More importantly, the evening offered audiences some long-overdue what-ifs. What if a Cunningham cast was diverse in age, race, body type, and training? I was knocked out by the backbend of a very young man that built on the bridges executed by a much older dancer. There were multiple performers of color on stage at once—a much-needed change. What if more of the effort required to perform a Cunningham dance was allowed to show? In one of the rare (and welcome) instances of contact between dancers, three men lifted a woman straight up off the ground. With arms outstretched and legs rooted down, her body’s rising weight and volume were visible, and a sudden, stunning arch of her ribcage revealed the absurd demands of his choreography on a body. In the end, not all of the what-ifs were fruitful: There was the lingering sense that not every dancer’s gifts were best paired with Cunningham’s choreography. And, as was the case in MCDC’s final years, the Event went on a bit too uniformly, and ran a bit long.  

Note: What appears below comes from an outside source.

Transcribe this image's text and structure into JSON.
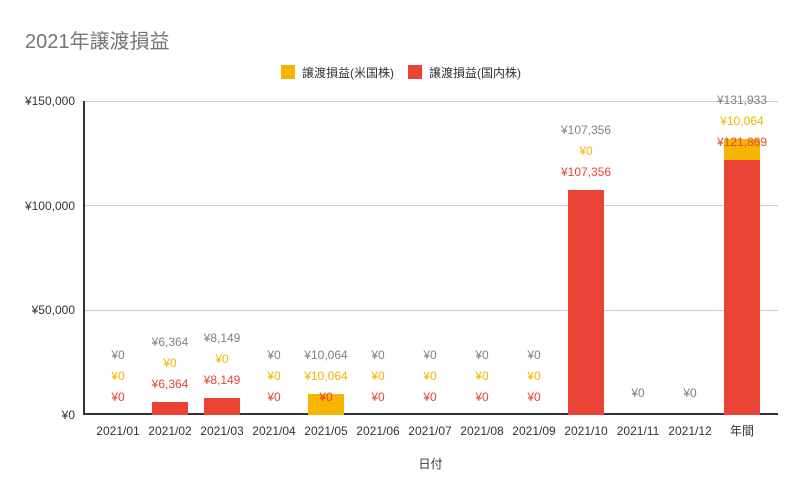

If the Event safely set the standards for its own triumph while limiting the frame of its reception, it hinted at developments that may take place as time goes on. What, for instance, would we see if Los Angeles’s dance community—in all its breadth, including commercial dancers, historical companies like those of Lula Washington and Rudy Perez, and the big well of resources from programs at CalArts, USC, and UCLA—was matched with Cunningham’s time- and space-bending material? What new dancers of his dances could replace the old ones in memory? What new ideas would refresh the old debates about what Cunningham’s work was, and is, supposed to be? The boldest gamble of the Legacy Plan is that choices made without the artist’s oversight could eventually make his dances unrecognizable—and to some they might already be. I can’t wait for more evolutions.

Night of 100 Solos: A Centennial Event was performed on April 16 as a three-part presentation honoring the work of Merce Cunningham at the Barbican Theater in London, the Brooklyn Academy of Music in New York, and at CAP UCLA’s Royce Hall in Los Angeles.